The official tapped to chair the Environmental Protection Agency (EPA) task force charged with overseeing the cleanup of some of the country’s most contaminated sites is a former lawyer for a plastics and chemicals company suspected of creating some of those sites.
The Associated Press reported Saturday that Steven Cook, who has served as deputy assistant administrator for the EPA’s Office of Land and Emergency Management since February, previously worked as in-house corporate counsel for plastics and chemicals giant LyondellBasell Industries.
Bloomberg first reported that Cook had been tapped to chair the Superfund Task Force, which was created last year by EPA Administrator Scott Pruitt to revamp efforts to clean up the toxic sites.
According to EPA records reported by the AP, LyondellBasell is potentially responsible for creating at least three dozen Superfund sites. Superfund sites are contaminated areas designated for cleanup by the federal government.
Pattie Shieh-Lance, a corporate spokeswoman for LyondellBasell, told the AP that the company had “resolved its Superfund obligations nearly a decade ago” and “does not currently have any such obligations.”

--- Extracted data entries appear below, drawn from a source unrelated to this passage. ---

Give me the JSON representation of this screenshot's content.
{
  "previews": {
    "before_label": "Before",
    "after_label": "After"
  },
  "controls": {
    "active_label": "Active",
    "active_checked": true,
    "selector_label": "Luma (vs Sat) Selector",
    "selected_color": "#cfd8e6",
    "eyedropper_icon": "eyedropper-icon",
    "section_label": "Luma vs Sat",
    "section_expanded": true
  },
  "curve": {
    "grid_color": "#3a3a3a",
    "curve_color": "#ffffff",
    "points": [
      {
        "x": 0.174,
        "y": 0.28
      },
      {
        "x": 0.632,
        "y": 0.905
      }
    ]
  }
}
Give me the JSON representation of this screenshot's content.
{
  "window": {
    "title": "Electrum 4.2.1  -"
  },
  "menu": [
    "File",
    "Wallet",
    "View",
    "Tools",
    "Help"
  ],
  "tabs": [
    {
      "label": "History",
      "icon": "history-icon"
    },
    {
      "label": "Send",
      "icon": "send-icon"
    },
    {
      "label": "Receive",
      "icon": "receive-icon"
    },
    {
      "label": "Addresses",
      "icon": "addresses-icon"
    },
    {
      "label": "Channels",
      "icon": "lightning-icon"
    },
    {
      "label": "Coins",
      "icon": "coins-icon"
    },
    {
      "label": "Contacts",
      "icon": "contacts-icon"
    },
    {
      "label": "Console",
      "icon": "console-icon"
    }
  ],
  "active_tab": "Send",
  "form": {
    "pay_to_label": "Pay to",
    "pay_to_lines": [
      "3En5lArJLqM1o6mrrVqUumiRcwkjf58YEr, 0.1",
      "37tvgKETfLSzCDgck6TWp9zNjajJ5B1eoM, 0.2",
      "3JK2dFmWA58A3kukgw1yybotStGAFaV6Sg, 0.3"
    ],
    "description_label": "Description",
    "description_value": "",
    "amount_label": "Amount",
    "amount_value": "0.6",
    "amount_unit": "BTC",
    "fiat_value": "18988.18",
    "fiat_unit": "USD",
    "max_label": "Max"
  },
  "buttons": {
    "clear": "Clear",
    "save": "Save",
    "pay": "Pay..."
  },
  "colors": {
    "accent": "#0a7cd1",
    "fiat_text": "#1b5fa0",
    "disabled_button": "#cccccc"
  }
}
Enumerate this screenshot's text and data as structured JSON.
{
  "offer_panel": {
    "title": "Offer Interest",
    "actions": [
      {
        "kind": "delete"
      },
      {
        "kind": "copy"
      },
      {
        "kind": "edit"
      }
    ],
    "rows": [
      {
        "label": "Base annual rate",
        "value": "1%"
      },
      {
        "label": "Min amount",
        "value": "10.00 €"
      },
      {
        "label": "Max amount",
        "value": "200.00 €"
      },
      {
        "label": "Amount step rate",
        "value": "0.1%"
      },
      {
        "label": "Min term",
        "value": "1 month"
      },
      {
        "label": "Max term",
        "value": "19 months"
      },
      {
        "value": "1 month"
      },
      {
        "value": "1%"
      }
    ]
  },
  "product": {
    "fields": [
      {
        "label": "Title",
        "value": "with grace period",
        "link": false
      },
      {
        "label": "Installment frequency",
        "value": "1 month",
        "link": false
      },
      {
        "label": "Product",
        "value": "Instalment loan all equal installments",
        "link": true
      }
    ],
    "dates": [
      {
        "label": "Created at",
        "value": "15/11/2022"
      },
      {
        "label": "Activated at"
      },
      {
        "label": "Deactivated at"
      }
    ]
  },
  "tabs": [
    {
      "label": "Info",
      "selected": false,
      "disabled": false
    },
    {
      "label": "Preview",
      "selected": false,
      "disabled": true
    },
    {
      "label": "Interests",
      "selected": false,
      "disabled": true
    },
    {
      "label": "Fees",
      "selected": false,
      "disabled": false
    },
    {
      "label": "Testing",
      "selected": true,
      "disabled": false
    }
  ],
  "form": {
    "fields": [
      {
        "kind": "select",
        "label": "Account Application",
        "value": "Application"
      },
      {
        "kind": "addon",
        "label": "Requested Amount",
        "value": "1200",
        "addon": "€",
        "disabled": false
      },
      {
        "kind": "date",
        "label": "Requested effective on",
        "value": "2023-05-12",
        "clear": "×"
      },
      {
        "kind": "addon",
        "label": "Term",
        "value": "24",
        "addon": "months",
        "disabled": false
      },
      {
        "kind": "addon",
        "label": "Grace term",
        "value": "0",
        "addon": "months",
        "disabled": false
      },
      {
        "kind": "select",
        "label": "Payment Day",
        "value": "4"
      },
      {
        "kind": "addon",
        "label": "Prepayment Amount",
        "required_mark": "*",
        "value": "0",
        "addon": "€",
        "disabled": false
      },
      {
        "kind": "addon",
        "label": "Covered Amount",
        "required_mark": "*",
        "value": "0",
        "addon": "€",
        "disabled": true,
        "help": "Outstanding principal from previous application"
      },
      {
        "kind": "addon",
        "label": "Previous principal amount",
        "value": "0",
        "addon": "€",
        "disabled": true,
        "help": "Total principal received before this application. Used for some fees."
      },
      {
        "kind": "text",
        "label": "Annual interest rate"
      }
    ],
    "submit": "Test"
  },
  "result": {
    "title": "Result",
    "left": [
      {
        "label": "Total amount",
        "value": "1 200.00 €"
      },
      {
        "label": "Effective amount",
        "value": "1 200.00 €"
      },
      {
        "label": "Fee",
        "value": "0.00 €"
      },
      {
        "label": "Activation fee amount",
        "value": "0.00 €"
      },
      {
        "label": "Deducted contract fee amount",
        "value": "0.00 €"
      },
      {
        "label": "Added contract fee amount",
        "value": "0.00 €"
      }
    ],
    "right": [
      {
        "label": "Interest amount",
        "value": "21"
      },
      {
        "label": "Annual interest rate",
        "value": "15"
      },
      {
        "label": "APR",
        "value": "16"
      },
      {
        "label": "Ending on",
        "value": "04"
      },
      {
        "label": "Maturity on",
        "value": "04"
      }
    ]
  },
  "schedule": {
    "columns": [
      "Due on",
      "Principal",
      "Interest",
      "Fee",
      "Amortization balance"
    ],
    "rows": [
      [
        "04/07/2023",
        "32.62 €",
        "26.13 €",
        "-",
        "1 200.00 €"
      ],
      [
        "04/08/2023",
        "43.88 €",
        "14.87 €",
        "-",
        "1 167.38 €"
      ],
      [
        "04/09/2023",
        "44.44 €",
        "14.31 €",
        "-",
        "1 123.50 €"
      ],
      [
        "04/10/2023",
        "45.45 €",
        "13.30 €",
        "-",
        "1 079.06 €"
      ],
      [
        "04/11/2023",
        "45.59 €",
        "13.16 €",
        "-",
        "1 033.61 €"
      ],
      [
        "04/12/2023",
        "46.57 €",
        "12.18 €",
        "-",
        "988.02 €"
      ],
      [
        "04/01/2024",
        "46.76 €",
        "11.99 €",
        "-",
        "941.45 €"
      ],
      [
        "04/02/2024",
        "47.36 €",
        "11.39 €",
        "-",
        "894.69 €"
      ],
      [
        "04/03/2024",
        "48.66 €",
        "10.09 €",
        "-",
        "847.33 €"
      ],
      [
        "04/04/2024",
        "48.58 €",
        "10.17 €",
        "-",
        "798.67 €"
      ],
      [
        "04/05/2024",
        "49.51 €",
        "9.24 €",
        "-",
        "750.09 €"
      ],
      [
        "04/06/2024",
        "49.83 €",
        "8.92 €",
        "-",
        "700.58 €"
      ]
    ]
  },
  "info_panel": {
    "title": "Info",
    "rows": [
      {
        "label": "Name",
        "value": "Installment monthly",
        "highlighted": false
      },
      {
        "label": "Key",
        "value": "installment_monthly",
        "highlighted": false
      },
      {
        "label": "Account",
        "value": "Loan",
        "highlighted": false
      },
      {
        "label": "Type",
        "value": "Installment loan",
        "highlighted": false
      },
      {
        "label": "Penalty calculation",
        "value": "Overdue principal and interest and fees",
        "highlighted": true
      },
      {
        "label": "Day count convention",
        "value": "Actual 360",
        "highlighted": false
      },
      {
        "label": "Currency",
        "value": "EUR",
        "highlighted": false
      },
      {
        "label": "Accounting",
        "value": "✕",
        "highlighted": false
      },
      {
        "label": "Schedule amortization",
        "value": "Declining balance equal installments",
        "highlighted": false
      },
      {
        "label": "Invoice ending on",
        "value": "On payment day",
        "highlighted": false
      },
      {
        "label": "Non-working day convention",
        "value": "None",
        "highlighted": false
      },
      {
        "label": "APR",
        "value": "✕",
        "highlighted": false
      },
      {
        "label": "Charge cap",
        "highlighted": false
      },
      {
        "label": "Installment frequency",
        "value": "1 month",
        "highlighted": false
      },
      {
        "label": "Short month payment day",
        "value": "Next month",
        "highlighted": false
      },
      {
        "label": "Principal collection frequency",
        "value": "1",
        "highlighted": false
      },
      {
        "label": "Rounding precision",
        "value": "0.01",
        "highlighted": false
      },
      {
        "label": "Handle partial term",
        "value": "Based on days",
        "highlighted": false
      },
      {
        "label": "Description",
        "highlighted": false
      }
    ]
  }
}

The AP reported that Cook signed a memo in April recusing himself from regulatory matters involving his former employer, although he is allowed to participate in matters involving LyondellBasell if the decision would also affect five or other companies.
Lincoln Ferguson, a spokesman for the EPA, told the AP that Cook was subject to the same ethics rules that other agency officials are, and that all employees work with the EPA’s ethics office to resolve potential conflicts of interest.
“All EPA employees receive ethics briefings when they start and continually work with our ethics office regarding any potential conflicts they may encounter while employed here,” Ferguson said. “Steven Cook is no different.”